The rate was even higher in cities like San Francisco, Boston, and even Fort Worth, Texas, where more than 60% of properties the company’s clients bid on received multiple offers.
Redfin reported last week that home-buying demand is nearly 17% higher than it was before the coronavirus pandemic as states ease stay-at-home restrictions and businesses begin to reopen. Take a look at four charts they’ve pulled together that paint the picture of a housing recovery.
Earlier this month, Realtor.com released a COVID-19 update to their 2020 National Housing Forecast. They predict “home sales to rebound as virus-concerns wane, but a later dip in sales as a result of a combination of a future rise in infections and lingering unemployment will lead to a see-saw recovery with ups and downs.”

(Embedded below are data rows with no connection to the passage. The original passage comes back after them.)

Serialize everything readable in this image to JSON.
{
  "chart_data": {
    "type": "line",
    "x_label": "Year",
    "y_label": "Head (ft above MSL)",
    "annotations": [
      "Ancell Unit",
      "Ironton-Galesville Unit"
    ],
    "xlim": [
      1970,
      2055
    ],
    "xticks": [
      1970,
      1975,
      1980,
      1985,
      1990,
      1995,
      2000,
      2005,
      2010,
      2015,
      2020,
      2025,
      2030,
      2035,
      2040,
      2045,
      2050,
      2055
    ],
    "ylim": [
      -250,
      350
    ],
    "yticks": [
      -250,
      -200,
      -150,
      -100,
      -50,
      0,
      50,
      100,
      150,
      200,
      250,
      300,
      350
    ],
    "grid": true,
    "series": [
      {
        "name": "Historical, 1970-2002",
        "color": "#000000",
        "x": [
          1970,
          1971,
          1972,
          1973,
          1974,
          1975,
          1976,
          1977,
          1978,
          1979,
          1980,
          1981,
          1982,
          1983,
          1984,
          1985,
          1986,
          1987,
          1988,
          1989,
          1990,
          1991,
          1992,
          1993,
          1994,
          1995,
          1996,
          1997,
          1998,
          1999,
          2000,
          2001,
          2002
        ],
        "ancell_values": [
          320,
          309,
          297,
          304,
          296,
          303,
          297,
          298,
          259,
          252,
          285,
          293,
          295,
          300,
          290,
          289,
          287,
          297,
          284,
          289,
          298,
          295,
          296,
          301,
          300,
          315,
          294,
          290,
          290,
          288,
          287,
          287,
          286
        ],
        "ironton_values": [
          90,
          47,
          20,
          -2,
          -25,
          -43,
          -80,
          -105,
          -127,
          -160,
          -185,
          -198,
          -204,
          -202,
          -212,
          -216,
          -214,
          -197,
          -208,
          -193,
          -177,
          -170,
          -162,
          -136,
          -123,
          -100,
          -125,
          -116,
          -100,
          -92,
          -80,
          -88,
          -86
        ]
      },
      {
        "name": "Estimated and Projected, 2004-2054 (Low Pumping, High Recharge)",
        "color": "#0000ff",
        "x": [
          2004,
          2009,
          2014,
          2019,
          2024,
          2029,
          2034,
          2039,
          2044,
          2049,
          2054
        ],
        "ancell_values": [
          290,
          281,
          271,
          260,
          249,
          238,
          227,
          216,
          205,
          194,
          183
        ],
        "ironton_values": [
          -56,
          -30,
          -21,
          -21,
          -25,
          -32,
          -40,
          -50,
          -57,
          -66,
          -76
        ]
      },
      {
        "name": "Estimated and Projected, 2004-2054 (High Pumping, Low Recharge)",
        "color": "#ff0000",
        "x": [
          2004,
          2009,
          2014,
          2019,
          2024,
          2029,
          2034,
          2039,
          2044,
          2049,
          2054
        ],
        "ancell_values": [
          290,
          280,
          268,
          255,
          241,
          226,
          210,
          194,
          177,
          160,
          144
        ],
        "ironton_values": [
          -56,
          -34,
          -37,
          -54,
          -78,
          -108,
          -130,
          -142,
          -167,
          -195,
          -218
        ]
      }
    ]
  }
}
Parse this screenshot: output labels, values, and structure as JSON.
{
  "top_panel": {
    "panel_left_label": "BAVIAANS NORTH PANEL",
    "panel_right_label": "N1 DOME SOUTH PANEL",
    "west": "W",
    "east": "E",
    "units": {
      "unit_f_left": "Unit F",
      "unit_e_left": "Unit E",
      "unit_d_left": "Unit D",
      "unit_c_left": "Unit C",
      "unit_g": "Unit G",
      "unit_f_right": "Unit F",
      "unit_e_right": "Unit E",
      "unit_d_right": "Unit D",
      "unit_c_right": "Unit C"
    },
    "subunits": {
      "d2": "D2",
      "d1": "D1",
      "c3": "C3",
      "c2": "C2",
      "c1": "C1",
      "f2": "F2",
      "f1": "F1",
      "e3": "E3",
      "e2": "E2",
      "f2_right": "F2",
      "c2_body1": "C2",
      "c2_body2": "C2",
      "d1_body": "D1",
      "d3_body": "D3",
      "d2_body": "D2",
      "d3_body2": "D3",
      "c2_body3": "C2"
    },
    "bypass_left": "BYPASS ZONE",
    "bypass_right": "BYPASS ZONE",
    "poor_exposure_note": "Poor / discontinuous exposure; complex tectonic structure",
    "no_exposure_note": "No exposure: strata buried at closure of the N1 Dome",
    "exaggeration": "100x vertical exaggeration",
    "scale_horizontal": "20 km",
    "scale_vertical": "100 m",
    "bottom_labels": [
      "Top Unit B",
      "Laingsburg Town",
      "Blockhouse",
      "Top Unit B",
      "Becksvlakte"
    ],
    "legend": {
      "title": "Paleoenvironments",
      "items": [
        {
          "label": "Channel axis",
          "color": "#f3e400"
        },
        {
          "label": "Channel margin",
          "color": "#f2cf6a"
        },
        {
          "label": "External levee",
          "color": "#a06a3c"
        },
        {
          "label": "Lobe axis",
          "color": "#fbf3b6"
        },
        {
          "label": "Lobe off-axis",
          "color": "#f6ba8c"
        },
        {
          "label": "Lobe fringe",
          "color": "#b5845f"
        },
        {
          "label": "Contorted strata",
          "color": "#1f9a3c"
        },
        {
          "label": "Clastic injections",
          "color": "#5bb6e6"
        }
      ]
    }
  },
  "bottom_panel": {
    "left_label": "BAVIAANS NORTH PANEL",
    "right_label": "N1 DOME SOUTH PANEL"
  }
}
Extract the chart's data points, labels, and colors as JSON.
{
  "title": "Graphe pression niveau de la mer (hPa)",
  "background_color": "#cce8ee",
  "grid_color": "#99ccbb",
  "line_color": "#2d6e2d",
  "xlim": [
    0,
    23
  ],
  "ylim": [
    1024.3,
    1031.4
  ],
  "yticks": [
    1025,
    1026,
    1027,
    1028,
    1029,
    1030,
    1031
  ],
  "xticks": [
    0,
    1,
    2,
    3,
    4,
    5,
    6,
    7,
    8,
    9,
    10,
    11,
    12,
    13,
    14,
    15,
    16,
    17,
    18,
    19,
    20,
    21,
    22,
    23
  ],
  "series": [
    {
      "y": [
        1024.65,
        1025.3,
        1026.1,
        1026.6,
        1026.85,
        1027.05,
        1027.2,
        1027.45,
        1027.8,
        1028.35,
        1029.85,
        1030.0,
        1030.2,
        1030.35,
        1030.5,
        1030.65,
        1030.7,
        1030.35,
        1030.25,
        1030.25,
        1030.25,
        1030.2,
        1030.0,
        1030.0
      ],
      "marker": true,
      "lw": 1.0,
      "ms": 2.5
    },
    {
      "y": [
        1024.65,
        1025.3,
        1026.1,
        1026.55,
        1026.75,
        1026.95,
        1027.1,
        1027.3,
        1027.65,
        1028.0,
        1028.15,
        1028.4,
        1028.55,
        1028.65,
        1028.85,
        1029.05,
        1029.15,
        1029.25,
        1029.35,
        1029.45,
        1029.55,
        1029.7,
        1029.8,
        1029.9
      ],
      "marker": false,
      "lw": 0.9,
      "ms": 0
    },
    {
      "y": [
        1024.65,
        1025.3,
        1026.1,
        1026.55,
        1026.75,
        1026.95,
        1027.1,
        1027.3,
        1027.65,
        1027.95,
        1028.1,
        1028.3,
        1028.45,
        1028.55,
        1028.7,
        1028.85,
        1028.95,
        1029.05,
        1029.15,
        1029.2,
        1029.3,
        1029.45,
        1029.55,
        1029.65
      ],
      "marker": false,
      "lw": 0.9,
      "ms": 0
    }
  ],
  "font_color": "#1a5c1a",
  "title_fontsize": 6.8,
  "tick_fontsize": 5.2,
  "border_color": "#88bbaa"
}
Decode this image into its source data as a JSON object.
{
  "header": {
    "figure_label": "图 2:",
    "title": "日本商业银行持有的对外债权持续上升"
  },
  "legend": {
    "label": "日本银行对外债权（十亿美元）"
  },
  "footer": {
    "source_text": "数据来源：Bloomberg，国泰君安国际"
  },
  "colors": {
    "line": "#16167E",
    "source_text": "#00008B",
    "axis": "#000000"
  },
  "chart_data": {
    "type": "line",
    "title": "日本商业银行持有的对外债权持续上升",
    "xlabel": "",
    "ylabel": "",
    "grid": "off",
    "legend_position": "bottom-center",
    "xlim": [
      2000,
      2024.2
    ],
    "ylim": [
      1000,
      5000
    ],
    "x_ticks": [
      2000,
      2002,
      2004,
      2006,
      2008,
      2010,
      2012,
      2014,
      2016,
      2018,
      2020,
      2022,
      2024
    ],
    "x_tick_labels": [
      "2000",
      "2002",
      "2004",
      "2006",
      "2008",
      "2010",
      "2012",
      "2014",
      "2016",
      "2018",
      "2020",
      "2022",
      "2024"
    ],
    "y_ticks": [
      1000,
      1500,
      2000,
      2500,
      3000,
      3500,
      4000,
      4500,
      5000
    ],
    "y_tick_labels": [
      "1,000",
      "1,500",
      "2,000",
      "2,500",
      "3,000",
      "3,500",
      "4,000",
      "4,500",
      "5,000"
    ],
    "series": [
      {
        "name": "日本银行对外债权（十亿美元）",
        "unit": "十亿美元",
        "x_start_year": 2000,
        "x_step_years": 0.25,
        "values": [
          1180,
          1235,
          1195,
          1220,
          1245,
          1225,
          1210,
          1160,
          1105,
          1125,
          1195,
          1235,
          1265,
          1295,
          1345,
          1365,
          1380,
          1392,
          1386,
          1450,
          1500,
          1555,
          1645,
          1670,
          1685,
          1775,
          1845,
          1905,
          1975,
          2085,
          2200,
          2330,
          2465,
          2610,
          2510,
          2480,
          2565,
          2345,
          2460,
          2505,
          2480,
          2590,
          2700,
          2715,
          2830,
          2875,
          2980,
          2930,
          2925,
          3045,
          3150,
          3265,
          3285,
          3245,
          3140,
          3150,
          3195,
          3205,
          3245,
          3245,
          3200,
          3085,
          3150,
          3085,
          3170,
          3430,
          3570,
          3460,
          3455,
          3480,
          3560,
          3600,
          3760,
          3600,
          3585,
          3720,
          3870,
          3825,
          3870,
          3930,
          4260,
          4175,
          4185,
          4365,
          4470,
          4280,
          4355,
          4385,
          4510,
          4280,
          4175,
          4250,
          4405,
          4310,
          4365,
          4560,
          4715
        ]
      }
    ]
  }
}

They see home prices growing by a modest 1.1 percent and mortgage rates sliding to under 3 percent by the end of the year.
Zillow’s April 2020 Market Report is out and there are positive signs for investors. Newly pending sales saw a 50% increase from April and in four large metros — Cleveland, Cincinnati, Houston and Dallas-Fort Worth, newly pending sales were up from the same time last year. While home listings continue to bounce back, inventory still remains about 20% below last year’s already low levels. On the rental front, annual rent growth slowed in April but remains up from a year go. Rent growth went from 3.4% in March to 2.9% in April with a typical monthly rent in the U.S. of $1,594.